My mistake had to do with dates. Here’s the rule: When you include the day, you should always separate the year with commas. For example: “The plaintiff filed suit on April 23, 2014, alleging fraud and breach of contract.” But when you use only the month and year (no day), do not separate them with a comma. For example: “The defendant started his business in April 2006.” As our team was drafting a brief on appeal, I kept inserting commas between the month and the year, until someone spoke up and told me I was wrong.
Of course, I’m totally convinced—I swear!—that I had learned that the year should always be set off with commas. And I’m still convinced that this used to be the rule, twenty years ago—though I haven’t found a history of comma usage to confirm whether I’m right or wrong about this.

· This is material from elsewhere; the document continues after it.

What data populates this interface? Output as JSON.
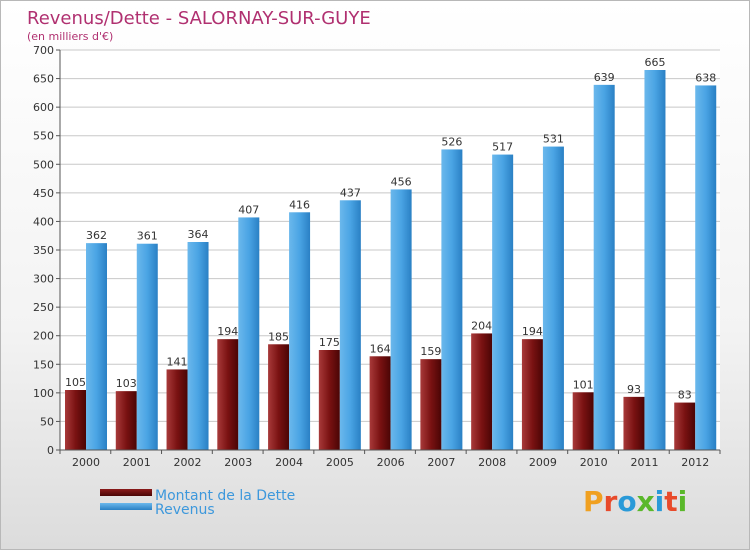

But the real lesson to be learned here is that sometimes we think we know something—we can be totally convinced that we know what we’re doing, and that we’re doing it right—when in fact we’re not. We’re wrong. This is why—no matter how smart and awesome we think we are—we lawyers should always be looking for ways to improve (and update) our writing.
Bottom line: Don’t separate the year with a comma unless the day is included.
On a related note, lawyers are fond of using dates as adjectives. For example: “The court issued its order following the April 2002 hearing.” The date modifies (i.e., identifies) the hearing, so it’s an adjective. So this question often arises: Should I use two commas to separate the year if I’m including the day as part of my adjective? For example: “The court issued its order following the April 16, 2002, hearing.” Good question.
The Chicago Manual of Style and many other style guides say yes: use both commas. But Bryan Garner says no, don’t use the second comma (after the year), because it interrupts the flow too much. Thus, according to Garner: “The court issued its order following the April 16, 2002 hearing.”
Personally, I think using dates as adjectives is awkward to begin with, and can often be avoided altogether. For example: “After a hearing on April 16, 2002, the court issued its order.” But if you must use a date as an adjective, including the day, then I’m with Garner on the commas. Drop the second one.
One more related reminder, regarding commas and locations: Always separate the state (or country) with commas, when you refer to both city and state (or city and country). For example: “The plaintiff signed the contract in Prosper, Texas, but established her business in London, England.”
Oh yeah, and always put the comma inside the quotation mark. Never outside. Commas and periods always go inside the quotation mark. If there’s an exception to that rule, I haven’t encountered it yet—so if you know of one, please tell me about it in the comments.